Nim Problem

I saw a problem today: You are playing the following Nim Game with your friend:

Initially, there is a heap of stones on the table. You and your friend will alternate taking turns, and you go first. On each turn, the person whose turn it is will remove 1 to 3 stones from the heap. The one who removes the last stone is the winner. Given n, the number of stones in the heap, return true if you can win the game assuming both you and your friend play optimally, otherwise return false.

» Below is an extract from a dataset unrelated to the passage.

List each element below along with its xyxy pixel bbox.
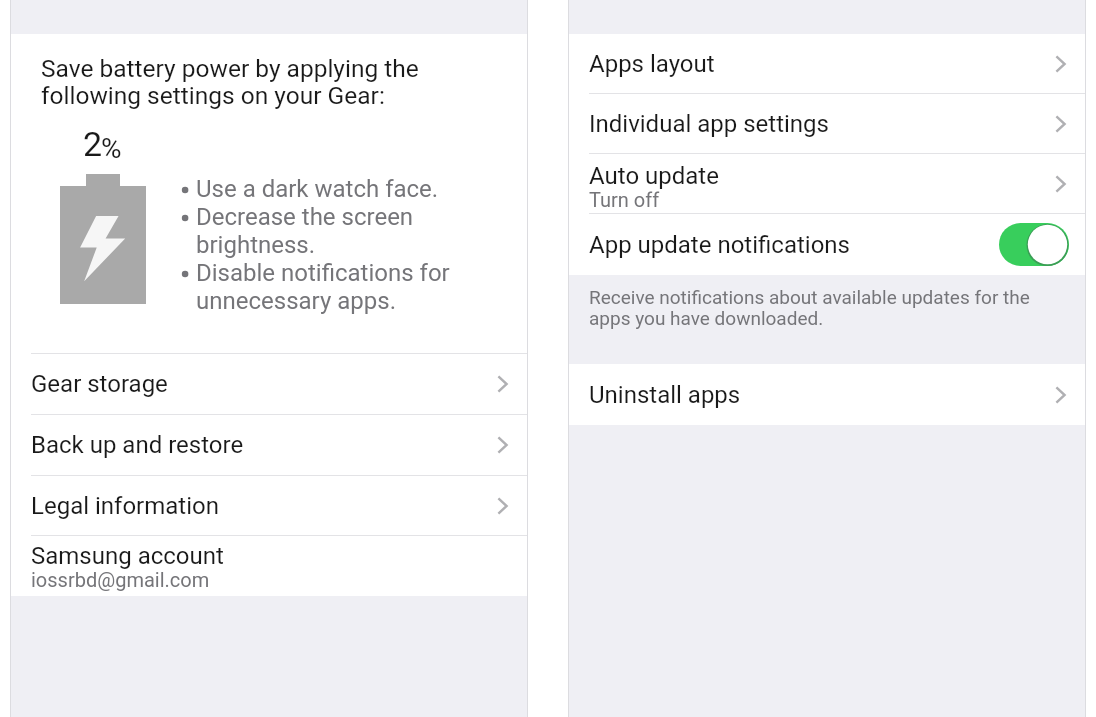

The solution is quite easy : n%4 == 0, you lose no matter what you do, otherwise you win.

Why?

Consider A and B, A is you and B is your friend. n is the number of stones in the heap. And WLOG, A starts first.

For n = 1,2,3, you win.

For n = 4, these are the possible outcomes:

  1. You remove 1 stone. Your friend removes 3 stones, including the last stone. Your friend wins.

  2. You remove 2 stones. Your friend removes 2 stones, including the last stone. Your friend wins.

  3. You remove 3 stones. Your friend removes the last stone. Your friend wins.

In all outcomes, your friend wins.

For n = 5,6,7; since 5 - 1 == 6 - 2 == 7 - 3 == 4, you can leave 4 to B. Based on our former proof, B loses, you win.

For n = 8, you can only get 8 - 1 = 7, 8 - 2 = 6, 8 - 3 = 5, which is giving the winning situation to B, based on our former proof.

For $\forall$ n, if n % 4 $\in$ {1,2,3}, you can win by giving B n s.t. n % 4 == 0; since B can only retrieve 1 to 3 stones, so next

time you still get n % 4 $\in$ {1,2,3}, then conduct the whole strategy recurrsively.

For n % 4 == 0, B can conduct the strategy to win.